# powerbook 5300cs



## alain830668 (29 Novembre 2008)

bonjour, je possède un powerbook 5300cs dont le lecteur de disquette est HS.
Comment puis-je récupérer les fichiers inscrits sur mon disque dur ?
ou
comment puis-je être dépanné ?
complément d'information : logiciel système FU1-7.5.2 
system Enabler F1.1

merci pour l'aide ou les conseils.
cordialement.


----------



## oflorent (8 Décembre 2008)

Bonjour, 

Via le port SCSI de ta machine avec un DD externe ou autre lecteur type IOMEGA à cartouches (si tu en as un, ou si tu en trouve un).

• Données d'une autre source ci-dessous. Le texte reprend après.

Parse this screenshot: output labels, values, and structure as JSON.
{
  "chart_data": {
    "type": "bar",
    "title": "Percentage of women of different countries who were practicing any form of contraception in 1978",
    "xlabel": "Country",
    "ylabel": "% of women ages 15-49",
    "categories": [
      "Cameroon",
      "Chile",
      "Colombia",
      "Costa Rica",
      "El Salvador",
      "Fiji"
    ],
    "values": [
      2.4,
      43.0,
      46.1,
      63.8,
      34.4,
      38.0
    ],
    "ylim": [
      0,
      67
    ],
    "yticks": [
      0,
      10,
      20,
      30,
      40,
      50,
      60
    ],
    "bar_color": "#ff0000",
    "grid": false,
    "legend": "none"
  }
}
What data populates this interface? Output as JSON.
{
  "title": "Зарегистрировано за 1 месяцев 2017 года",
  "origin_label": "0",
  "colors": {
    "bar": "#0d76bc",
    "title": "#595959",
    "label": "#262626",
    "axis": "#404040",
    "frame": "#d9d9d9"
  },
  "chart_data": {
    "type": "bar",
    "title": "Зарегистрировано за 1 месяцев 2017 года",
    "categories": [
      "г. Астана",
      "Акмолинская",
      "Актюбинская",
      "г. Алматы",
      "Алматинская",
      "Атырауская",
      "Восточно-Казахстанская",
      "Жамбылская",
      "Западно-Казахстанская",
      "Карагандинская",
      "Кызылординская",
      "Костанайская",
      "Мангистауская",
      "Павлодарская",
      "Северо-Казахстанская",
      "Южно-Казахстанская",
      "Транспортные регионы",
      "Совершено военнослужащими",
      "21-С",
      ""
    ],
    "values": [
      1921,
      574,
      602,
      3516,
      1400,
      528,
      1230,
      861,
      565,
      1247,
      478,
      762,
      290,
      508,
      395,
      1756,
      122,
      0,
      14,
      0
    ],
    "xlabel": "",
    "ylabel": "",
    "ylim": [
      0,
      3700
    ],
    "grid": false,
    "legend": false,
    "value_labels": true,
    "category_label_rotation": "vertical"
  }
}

Ensuite, quand tu dis _" Comment puis-je récupérer les fichiers inscrits sur mon disque dur ", _au final, c'est pour quoi faire : changer de Mac ? Faire une sauvegarde ????
Car dans ton cas, passer d'une machine de 1995/1996 vers celle d'aujourd&#8217;hui, ça va être ardu.... ADB et SCSI c'est fini depuis longtemps....

Enfin, en y réfléchissant, tu peux éventuellement t'en sortir avec la solution IOMEGA (enfin, il faut trouver le matériel, c'est toujours pareil...).


----------



## melaure (8 Décembre 2008)

Tu peux aussi acheter un autre lecteur de disquette.

Regarde ici (lecteur neuf). Ils ont aussi une carte ethernet mais d'occasion.


----------



## oflorent (8 Décembre 2008)

Oui, mais autre lecteur de disquette = démontage.....


----------



## melaure (8 Décembre 2008)

oflorent a dit:


> Oui, mais autre lecteur de disquette = démontage.....



oui enfin ce n'est que la baie du DD à démonter ...


----------



## Pascal 77 (8 Décembre 2008)

oflorent a dit:


> Oui, mais autre lecteur de disquette = démontage.....



Il n'y a pas à ouvrir la machine pour sortir le lecteur de disquette qui est monté dans une baie extractible (par un levier situé sous la machine) !


----------



## alain830668 (10 Décembre 2008)

bonjour, je remercie oflorent, melaure et Pascal 77 pour les conseils prodigués et info données.
en fait j'oeuvre pour mon beau-père (86ans) à qui j'ai offert mon powerbook afin qu'il s'initie à l'informatique. mes objectifs sont d'abord de récupérer les fichiers sur le disque durs (autrement que par l'imprimante) et les transférer sur une autre machine. D'autre part rendre si possible ce Mac opérationnel sans dépenser trop d'argent. Je suis nul en matière de Mac.
je vais essayer de contacter un magasin dont je viens de trouver l'adresse à Paris bd Richard Lenoir, pour savoir s'il a encore en vente des lecteurs de ce type.
Encore merci beaucoup.


----------



## r e m y (10 Décembre 2008)

Si c'est pour transférer sur un autre Mac, le support Disquette n'eest certainement pas la bonne solution (les Macs n'ayant plus de lecteur de disquette depuis prêt de 10 ans maintenant!!!)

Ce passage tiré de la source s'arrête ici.